If we want to fix this immediately, we could just remove the wrong fold table entries where I left a FIXME from the previous change: Index: lib/Target/X86/X86InstrInfo.cpp =================================================================== --- lib/Target/X86/X86InstrInfo.cpp (revision 242925) +++ lib/Target/X86/X86InstrInfo.cpp (working copy) @@ -960,14 +960,14 @@ // instructions because the vector instructions require vector-sized // loads. Lowering should create vector-sized instructions (the Fv* // variants below) to allow load folding. - { X86::FsANDNPDrr, X86::FsANDNPDrm, TB_ALIGN_16 }, - { X86::FsANDNPSrr, X86::FsANDNPSrm, TB_ALIGN_16 }, - { X86::FsANDPDrr, X86::FsANDPDrm, TB_ALIGN_16 }, - { X86::FsANDPSrr, X86::FsANDPSrm, TB_ALIGN_16 }, - { X86::FsORPDrr, X86::FsORPDrm, TB_ALIGN_16 }, - { X86::FsORPSrr, X86::FsORPSrm, TB_ALIGN_16 }, - { X86::FsXORPDrr, X86::FsXORPDrm, TB_ALIGN_16 }, - { X86::FsXORPSrr, X86::FsXORPSrm, TB_ALIGN_16 }, +// { X86::FsANDNPDrr, X86::FsANDNPDrm, TB_ALIGN_16 }, +// { X86::FsANDNPSrr, X86::FsANDNPSrm, TB_ALIGN_16 }, +// { X86::FsANDPDrr, X86::FsANDPDrm, TB_ALIGN_16 }, +// { X86::FsANDPSrr, X86::FsANDPSrm, TB_ALIGN_16 }, +// { X86::FsORPDrr, X86::FsORPDrm, TB_ALIGN_16 }, +// { X86::FsORPSrr, X86::FsORPSrm, TB_ALIGN_16 }, +// { X86::FsXORPDrr, X86::FsXORPDrm, TB_ALIGN_16 }, +// { X86::FsXORPSrr, X86::FsXORPSrm, TB_ALIGN_16 }, ...but this will break 4 existing regression tests that are expecting load folding codegen for these types of instructions: LLVM :: CodeGen/X86/2008-02-06-LoadFoldingBug.ll LLVM :: CodeGen/X86/copysign-constant-magnitude.ll LLVM :: CodeGen/X86/pr2656.ll LLVM :: CodeGen/X86/sse-fcopysign.ll At least one of these (bug 2656) appears to be expecting the wrong codegen (a 16 byte load when we're accessing a smaller chunk of data). I think I see how to fix the others, but I need some time to code and test it all. I should get to it tomorrow.
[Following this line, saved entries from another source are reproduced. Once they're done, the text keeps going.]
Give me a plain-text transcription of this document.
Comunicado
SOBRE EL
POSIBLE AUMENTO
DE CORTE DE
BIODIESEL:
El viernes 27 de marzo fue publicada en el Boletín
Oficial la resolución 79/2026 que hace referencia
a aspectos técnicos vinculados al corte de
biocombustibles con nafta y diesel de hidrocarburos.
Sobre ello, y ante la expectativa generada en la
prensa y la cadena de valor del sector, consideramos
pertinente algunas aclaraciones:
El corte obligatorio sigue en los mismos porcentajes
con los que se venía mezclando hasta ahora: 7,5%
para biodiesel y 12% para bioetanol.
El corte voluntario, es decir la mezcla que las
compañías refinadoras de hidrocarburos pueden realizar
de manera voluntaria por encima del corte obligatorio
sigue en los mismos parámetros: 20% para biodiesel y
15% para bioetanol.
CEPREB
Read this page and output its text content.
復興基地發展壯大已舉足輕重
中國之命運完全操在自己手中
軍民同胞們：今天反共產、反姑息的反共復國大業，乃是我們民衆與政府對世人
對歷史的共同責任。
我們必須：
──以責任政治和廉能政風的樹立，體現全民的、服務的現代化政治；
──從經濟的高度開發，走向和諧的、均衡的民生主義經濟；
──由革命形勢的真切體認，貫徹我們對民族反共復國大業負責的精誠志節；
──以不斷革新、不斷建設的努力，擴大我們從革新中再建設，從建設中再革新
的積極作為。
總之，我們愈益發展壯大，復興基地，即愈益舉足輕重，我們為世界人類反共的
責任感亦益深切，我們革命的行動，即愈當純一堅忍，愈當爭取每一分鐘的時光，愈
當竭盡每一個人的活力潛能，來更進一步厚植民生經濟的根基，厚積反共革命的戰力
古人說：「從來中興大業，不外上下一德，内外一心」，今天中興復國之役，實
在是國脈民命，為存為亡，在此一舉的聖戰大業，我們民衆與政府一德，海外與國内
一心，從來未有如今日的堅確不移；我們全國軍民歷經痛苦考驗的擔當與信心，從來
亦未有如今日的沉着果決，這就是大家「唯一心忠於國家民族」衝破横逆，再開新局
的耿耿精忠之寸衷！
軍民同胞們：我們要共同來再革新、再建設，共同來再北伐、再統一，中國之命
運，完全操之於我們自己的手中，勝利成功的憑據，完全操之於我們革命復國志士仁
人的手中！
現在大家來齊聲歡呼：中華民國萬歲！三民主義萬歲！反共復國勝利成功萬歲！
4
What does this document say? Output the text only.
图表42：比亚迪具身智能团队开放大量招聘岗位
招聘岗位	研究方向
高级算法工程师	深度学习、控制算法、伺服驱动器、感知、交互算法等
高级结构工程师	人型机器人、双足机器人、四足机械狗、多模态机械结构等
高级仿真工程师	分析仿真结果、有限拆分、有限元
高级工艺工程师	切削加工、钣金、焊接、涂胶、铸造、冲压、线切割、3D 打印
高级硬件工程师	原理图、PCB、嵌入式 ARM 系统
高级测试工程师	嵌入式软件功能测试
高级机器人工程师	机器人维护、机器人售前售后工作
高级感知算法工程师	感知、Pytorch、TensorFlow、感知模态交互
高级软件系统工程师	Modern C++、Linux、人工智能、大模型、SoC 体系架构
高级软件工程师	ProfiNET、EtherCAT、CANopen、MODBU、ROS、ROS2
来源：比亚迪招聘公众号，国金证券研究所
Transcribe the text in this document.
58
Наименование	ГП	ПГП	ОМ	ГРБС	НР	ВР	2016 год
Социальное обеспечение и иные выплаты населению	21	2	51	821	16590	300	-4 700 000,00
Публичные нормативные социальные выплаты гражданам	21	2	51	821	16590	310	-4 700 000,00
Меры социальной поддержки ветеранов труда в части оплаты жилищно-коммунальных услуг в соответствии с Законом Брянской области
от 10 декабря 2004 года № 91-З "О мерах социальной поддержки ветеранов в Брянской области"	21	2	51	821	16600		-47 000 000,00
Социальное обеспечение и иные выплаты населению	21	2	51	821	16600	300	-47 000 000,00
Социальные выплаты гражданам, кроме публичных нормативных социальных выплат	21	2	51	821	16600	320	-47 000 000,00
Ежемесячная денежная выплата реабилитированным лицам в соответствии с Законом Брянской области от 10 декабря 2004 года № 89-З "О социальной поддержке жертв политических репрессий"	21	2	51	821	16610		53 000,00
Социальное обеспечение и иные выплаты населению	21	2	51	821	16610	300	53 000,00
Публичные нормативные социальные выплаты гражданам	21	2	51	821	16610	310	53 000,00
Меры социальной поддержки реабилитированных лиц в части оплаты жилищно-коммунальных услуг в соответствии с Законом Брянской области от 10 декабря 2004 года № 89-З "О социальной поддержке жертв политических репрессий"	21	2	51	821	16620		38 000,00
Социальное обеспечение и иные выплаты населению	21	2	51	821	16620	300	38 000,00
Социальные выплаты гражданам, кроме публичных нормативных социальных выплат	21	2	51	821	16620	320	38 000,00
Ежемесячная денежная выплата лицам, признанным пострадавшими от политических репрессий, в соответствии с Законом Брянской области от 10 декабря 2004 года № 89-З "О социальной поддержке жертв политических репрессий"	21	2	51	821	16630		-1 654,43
Patch posted for review: http://reviews.llvm.org/D11477
I think we can finally declare this fixed: http://reviews.llvm.org/rL243361 And merged into 3.7 branch (thanks, Hans!): http://reviews.llvm.org/rL243435
The code generated now looks like this: (lldb) dis -n MSVCRT_fabs math.o`MSVCRT_fabs: math.o[0xd0e] <+0>: pushl %ebp math.o[0xd0f] <+1>: movl %esp, %ebp math.o[0xd11] <+3>: andl $-0x10, %esp math.o[0xd14] <+6>: subl $0x10, %esp math.o[0xd17] <+9>: calll 0xd1c ; <+14> at math.c:857 math.o[0xd1c] <+14>: popl %eax math.o[0xd1d] <+15>: movsd 0x8(%ebp), %xmm0 math.o[0xd22] <+20>: andpd 0x2874(%eax), %xmm0 math.o[0xd2a] <+28>: movlpd %xmm0, (%esp) math.o[0xd2f] <+33>: fldl (%esp) math.o[0xd32] <+36>: movl %ebp, %esp math.o[0xd34] <+38>: popl %ebp math.o[0xd35] <+39>: retl ...so, wine works again. Thank you very much!